The country and city are the same in that the power dynamics are the same as I see them. We live in the most unequal country in the world, and some are far more equal than others. In The Fall I use speculative elements to draw attention to some of the farcical and dangerous elements of our politics – the use of police in protest, the things the President can buy when she’s left to her own devices, how we choose our news and what makes the headlines, and how decisions are made by the state and civil society activists.
- You have been heavily involved in promoting gender equality and combatting violence against women. Does The Fall play some part in this?
The fall reflects some of these discussions, but it doesn’t focus on them. Four of the five characters whose stories we follow are women, and I think their stories will speak for themselves.
- How did the process of writing this novel compare to that of your previous novel, The Peculiars?
I wrote The Peculiars as part of my Creative Writing Masters degree at UCT, so that was a process where I was able to get feedback along the way and where I had timelines and targets for completing sections. I finished the novel and submitted it to the Publishers almost immediately and it was accepted straight away. I had no idea what I had done wrong or right or why, so it was all very mysterious.

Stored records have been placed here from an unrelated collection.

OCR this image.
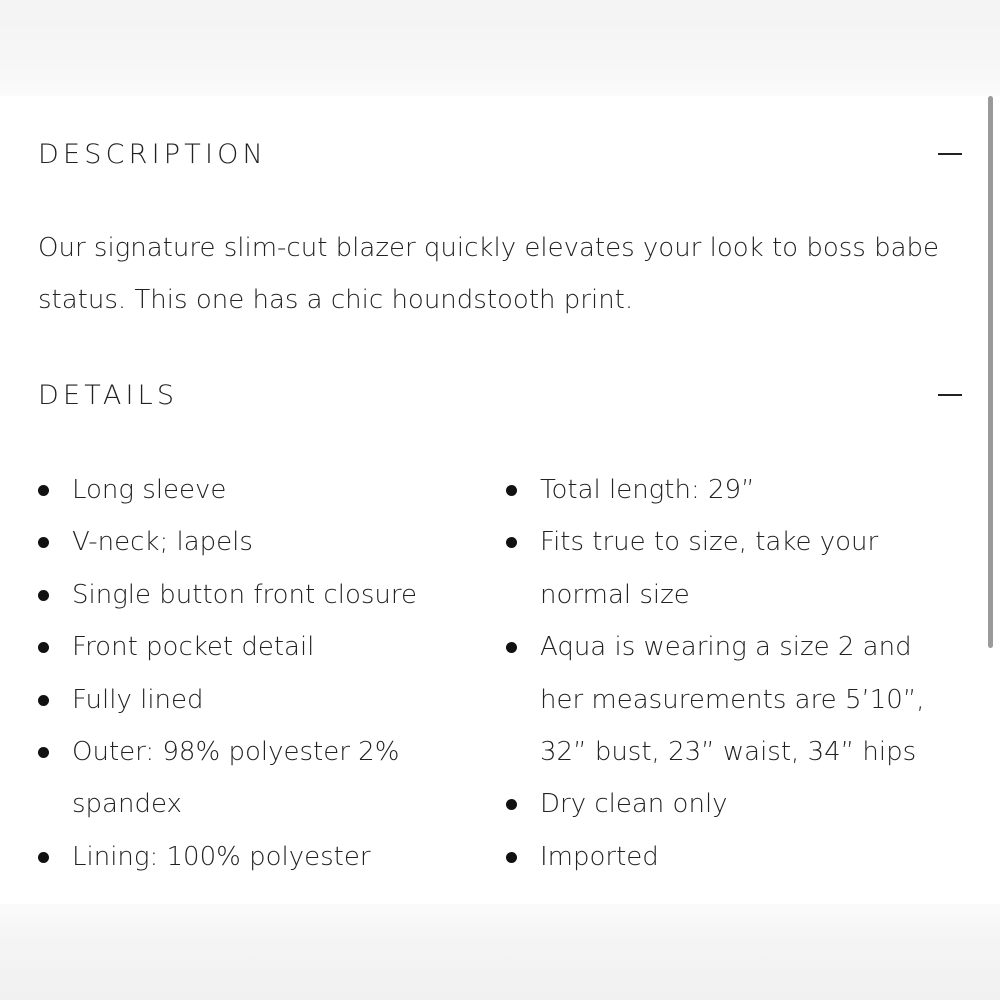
DESCRIPTION

Our signature slim-cut blazer quickly elevates your look to boss babe status. This one has a chic houndstooth print.

DETAILS
Long sleeve
V-neck; lapels
Single button front closure
Front pocket detail
Fully lined
Outer: 98% polyester 2% spandex
Lining: 100% polyester
Total length: 29”
Fits true to size, take your normal size
Aqua is wearing a size 2 and her measurements are 5’10”, 32” bust, 23” waist, 34” hips
Dry clean only
Imported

For The Fall I was all on my own for the first draft, apart from my very encouraging sister who read every chapter as I wrote it. The creative process was super fun. I loved creating the speculative elements and trying to keep track of where each character in a giant map on my wall. It felt like half alchemy and half writing. The feedback bit only came after I submitted a draft to the publisher I wanted to work with. She and the readers gave me fantastic constructive criticism which I knew was accurate and honest. From there came huge revision, attending workshops and working through my characters, rewriting, taking an entire character (and 70 pages of writing) out of the story, and really doing my best to make it as tight and flowing as possible. I think it’s a much better book because of that extra work, and a deepening understanding of how this whole fiction mystery works.
- What’s the best book you have read recently and who are your favourite SA authors?
The best book I’ve read recently is Sheila Heti’s Motherhood, which I’ve just finished. I also, obviously, love Living While Feminist.
Favourite SA authors include Yewande Omotoso, Lauren Beukes, Sarah Lotz, Zukiswa Wanner, Jacqui L’Ange, Sisonke Msimang, Tiff Mugo, Hedley Twidle, Pumla Gqola.
- Do you know what you’ll be working on next? Are there any topics on which you are still keen to write?
I am working on a few things at the moment. The beginnings of a non-fiction, two novels, and a bunch of short stories. There are too many things I’d still like to write about – that’s my problem at the moment. Choosing!
- What do you most hope that readers will take away from The Fall?
I hope they finish it and feel satisfied with the story and a little more curious about the world.